Let's say you came out even after 100,000 hands. If I randomly divided those hands into two sets of 50,000 each, would you expect one of those sets to be up by 10% and one of those sets to be down by 10%?




Wish I did but it's buried deep in the archives of the twoplustwo.com forums. You'd probably stand a better chance of finding it by contacting Nate and seeing if he has a copy of the writeup lying around still than using their godawful search interface.
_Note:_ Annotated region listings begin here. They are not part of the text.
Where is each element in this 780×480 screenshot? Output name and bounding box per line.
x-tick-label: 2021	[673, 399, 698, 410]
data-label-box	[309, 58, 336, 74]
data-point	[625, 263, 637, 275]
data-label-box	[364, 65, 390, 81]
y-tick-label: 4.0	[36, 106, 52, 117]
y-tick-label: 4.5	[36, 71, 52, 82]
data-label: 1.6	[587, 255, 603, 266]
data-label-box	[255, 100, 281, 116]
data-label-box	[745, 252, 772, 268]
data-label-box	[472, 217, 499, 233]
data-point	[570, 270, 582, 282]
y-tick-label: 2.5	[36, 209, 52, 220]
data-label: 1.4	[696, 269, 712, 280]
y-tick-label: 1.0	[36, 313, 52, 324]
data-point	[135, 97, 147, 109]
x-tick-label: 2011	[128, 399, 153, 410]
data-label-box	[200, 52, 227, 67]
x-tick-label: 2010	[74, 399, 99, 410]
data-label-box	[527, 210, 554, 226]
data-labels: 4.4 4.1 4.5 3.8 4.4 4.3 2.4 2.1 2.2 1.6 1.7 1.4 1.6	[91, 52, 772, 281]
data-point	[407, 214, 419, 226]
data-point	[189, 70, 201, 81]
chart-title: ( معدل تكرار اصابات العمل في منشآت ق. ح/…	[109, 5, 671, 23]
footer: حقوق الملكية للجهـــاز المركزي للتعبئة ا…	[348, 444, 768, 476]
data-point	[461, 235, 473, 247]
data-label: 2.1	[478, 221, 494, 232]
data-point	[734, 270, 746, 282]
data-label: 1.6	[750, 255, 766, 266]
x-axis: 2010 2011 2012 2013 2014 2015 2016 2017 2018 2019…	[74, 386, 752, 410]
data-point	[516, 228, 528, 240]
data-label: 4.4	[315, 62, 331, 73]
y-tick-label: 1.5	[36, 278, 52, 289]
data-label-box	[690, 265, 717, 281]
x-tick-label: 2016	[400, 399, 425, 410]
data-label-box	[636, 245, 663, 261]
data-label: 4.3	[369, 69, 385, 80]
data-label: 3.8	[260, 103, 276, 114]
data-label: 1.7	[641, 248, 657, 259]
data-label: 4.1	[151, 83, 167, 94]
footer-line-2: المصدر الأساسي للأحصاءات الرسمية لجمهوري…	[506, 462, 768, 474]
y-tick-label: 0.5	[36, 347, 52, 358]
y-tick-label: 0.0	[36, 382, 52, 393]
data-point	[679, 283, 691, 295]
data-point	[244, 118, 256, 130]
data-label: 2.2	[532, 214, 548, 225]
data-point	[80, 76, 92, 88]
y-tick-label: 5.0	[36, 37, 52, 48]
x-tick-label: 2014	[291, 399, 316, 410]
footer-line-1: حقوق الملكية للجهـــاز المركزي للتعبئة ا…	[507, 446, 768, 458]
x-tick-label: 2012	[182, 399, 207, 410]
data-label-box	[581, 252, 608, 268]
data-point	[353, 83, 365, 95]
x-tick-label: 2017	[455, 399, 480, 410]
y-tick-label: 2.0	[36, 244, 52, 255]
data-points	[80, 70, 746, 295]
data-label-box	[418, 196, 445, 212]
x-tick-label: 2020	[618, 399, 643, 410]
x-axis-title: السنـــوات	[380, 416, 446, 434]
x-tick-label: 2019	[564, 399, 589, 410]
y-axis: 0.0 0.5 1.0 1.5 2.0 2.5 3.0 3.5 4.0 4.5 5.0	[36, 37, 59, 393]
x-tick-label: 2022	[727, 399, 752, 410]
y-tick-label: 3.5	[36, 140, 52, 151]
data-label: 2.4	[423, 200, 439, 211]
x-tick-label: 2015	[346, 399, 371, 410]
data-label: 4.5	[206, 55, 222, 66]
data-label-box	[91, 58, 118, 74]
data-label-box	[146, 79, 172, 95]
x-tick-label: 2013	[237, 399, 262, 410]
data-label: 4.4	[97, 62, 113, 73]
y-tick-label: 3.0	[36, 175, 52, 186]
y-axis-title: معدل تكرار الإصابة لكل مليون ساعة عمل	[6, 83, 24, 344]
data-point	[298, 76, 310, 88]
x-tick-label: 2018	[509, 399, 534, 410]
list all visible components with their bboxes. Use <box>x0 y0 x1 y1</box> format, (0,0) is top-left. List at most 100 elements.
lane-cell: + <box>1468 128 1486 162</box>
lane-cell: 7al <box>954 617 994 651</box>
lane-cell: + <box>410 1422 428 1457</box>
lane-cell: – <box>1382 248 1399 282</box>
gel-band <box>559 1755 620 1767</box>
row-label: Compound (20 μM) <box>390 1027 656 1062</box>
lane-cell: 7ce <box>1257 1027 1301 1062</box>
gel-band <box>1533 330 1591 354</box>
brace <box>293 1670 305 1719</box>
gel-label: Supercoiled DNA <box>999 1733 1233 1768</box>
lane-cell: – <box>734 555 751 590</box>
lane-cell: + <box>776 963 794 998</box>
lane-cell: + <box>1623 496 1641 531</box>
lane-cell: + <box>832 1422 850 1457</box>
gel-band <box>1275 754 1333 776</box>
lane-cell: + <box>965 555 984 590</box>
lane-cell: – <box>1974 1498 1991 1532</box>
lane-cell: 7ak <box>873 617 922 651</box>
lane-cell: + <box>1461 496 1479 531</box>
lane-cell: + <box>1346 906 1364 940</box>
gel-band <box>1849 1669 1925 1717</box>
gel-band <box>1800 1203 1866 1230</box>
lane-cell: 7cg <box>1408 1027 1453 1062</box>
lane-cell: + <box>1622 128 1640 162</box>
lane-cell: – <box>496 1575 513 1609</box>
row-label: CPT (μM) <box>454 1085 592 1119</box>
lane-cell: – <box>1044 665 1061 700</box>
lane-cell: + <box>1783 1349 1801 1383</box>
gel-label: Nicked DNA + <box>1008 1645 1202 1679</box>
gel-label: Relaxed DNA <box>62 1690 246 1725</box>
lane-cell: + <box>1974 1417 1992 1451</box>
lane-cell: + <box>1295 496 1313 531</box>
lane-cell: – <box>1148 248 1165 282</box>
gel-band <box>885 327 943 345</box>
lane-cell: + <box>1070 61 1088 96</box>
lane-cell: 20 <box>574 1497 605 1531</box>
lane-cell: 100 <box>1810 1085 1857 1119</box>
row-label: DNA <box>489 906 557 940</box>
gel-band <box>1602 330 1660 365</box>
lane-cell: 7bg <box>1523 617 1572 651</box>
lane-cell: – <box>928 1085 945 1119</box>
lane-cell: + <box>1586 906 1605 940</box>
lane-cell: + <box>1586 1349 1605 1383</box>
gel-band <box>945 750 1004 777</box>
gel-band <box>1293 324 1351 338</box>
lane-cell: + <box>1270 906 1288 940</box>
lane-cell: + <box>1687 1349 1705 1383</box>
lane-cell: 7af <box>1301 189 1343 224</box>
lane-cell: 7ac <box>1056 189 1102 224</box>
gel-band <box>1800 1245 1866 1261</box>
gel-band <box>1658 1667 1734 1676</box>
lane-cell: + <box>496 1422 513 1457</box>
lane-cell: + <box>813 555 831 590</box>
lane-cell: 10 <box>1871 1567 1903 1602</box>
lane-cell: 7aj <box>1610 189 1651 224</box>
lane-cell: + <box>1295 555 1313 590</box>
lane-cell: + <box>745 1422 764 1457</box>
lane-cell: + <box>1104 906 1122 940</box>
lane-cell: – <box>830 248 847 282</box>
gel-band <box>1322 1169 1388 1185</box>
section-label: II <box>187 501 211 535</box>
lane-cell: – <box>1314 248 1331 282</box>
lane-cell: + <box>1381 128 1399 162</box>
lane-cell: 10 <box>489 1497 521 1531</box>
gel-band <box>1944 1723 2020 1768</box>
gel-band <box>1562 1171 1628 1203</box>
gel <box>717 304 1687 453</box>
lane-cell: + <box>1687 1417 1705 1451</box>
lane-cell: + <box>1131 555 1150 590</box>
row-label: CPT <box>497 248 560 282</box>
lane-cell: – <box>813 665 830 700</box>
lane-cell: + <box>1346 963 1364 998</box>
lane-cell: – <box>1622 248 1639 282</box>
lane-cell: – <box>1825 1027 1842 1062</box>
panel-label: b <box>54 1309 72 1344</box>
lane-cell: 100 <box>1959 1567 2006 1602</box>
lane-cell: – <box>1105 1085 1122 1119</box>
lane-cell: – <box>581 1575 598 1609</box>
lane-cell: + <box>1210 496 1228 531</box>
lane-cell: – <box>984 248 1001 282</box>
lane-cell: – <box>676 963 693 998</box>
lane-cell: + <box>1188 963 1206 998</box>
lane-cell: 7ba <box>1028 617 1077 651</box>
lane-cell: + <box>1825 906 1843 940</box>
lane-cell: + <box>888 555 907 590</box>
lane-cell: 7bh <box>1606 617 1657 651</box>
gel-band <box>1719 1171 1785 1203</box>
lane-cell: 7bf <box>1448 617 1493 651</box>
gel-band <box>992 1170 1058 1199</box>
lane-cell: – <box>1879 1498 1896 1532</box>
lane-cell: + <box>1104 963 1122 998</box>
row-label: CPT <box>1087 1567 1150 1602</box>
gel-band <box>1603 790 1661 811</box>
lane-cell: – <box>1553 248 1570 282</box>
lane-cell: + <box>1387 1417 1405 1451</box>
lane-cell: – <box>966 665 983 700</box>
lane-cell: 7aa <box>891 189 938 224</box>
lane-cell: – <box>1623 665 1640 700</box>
Not sure I understand your other question. There are no percentages in particular that I would 'expect', but if you ran the sim enough times then yes they'd revert to some mean. I've never done such analysis so I don't know what the results would look like.


K - thanks for answering!


Not sure if you're still following this thread, but another major factor is that only a very small percentage of hands actually have much monetary significance. At a full table in limit Hold 'Em, a strong player will fold ~80-85% of his hands preflop, and of those that go to the flop, only ~40% of those go to a showdown, and only a fairly small percentage of those are medium to large pots.

Luck on these bigger pots has a huge impact on overall win rate, but in a set of 100,000 hands, you may only be involved in 2-3000 of them, and you may only expect to win something like 400 or 500 (very rough estimates). Maybe that helps explain why there's more variance than you might expect in a seemingly large sample.